День прошел, как если бы часы были секундами. Наступил вечер, поднялась луна, мягкий и влюбленный свет разлился в природе: настал час, выбранный мною, час выезда, час отправляться смотреть Кремль. Я был очень вдохновлен решением увидеть Кремль таким образом. Зримые объекты подвержены, очевидно, воздействиям дня, солнца, часа и еще более - окружения, в каком они находятся.
Отлично, Кремль увиден этим же вечером в нежном свете, купающимся в дымке, кажущимся мне со шпилями, устремленными к звездам, как стрелы минаретов, с дворцом феи, который не описать ни пером ни кистью.
Счастливый! роскошное слово, что редко выходит из уст человека, и буквы которого заимствованы из алфавита ангелов.
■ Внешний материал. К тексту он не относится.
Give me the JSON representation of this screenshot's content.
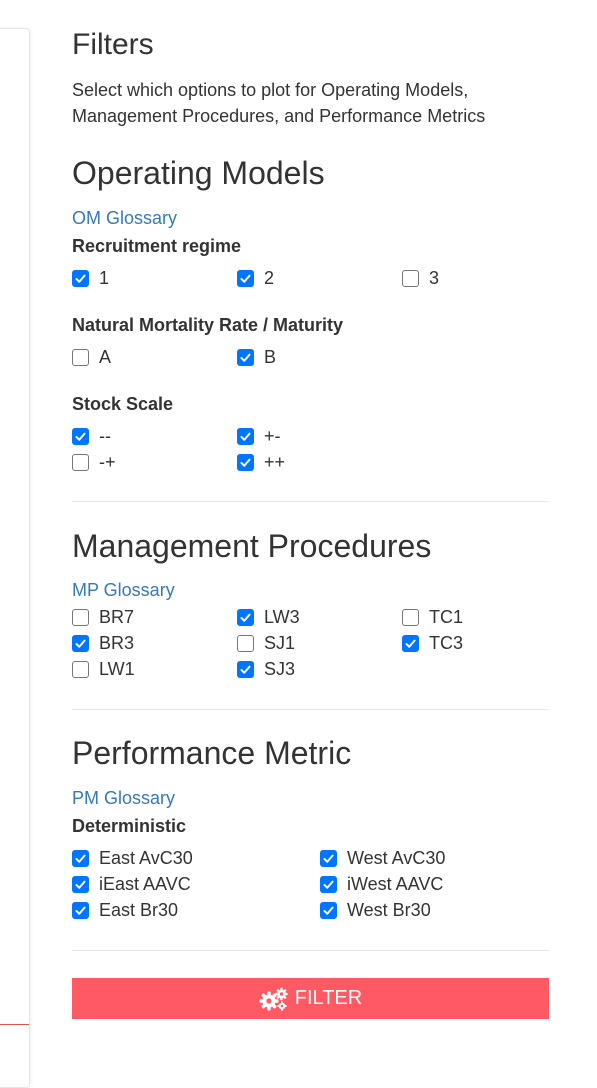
{
  "header": {
    "title": "Filters",
    "description": "Select which options to plot for Operating Models, Management Procedures, and Performance Metrics"
  },
  "om": {
    "title": "Operating Models",
    "glossary": "OM Glossary",
    "groups": [
      {
        "label": "Recruitment regime",
        "options": [
          {
            "label": "1",
            "checked": true
          },
          {
            "label": "2",
            "checked": true
          },
          {
            "label": "3",
            "checked": false
          }
        ]
      },
      {
        "label": "Natural Mortality Rate / Maturity",
        "options": [
          {
            "label": "A",
            "checked": false
          },
          {
            "label": "B",
            "checked": true
          }
        ]
      },
      {
        "label": "Stock Scale",
        "options": [
          {
            "label": "--",
            "checked": true
          },
          {
            "label": "+-",
            "checked": true
          },
          {
            "label": "-+",
            "checked": false
          },
          {
            "label": "++",
            "checked": true
          }
        ]
      }
    ]
  },
  "mp": {
    "title": "Management Procedures",
    "glossary": "MP Glossary",
    "options": [
      {
        "label": "BR7",
        "checked": false
      },
      {
        "label": "LW3",
        "checked": true
      },
      {
        "label": "TC1",
        "checked": false
      },
      {
        "label": "BR3",
        "checked": true
      },
      {
        "label": "SJ1",
        "checked": false
      },
      {
        "label": "TC3",
        "checked": true
      },
      {
        "label": "LW1",
        "checked": false
      },
      {
        "label": "SJ3",
        "checked": true
      }
    ]
  },
  "pm": {
    "title": "Performance Metric",
    "glossary": "PM Glossary",
    "group_label": "Deterministic",
    "options": [
      {
        "label": "East AvC30",
        "checked": true
      },
      {
        "label": "West AvC30",
        "checked": true
      },
      {
        "label": "iEast AAVC",
        "checked": true
      },
      {
        "label": "iWest AAVC",
        "checked": true
      },
      {
        "label": "East Br30",
        "checked": true
      },
      {
        "label": "West Br30",
        "checked": true
      }
    ]
  },
  "filter_button": {
    "label": "FILTER",
    "icon": "cogs-icon"
  },
  "colors": {
    "accent_button": "#ff5a64",
    "link": "#337ab7",
    "checkbox": "#0075ff"
  }
}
Чтобы помочь мне получить некоторые любопытные сведения, Нарышкин пригласил позавтракать с нами начальника полиции Schetchinsky - Щечинского. Мы сидели за столом примерно 10 минут, когда офицер полиции, растерянный, не представившись, вошел и произнес одно-единственное слово:
– Ognek - Огонек!
Начальник полиции вскочил с места.
– Что там такое?
– спросил я.
– Огонь!
– разом сказали Нарышкин и Женни.
Огонь в Москве - не редкий случай, но это всегда серьезное происшествие. На 11 тысяч домов Москвы только 3500 каменных, остальные деревянные; мы говорим о самом городе. Как Санкт-Петербург считает свои годы по наводнениям, так Москва - по пожарам. Стоит сказать, что пожар 1812 года был самым ужасным. С пригородами Москва насчитывает до 20 тысяч домов. Если верить автору «Истории уничтожения Москвы в 1812 году», то 13800 домов были обращены в пепел, 6000 едва выстояли.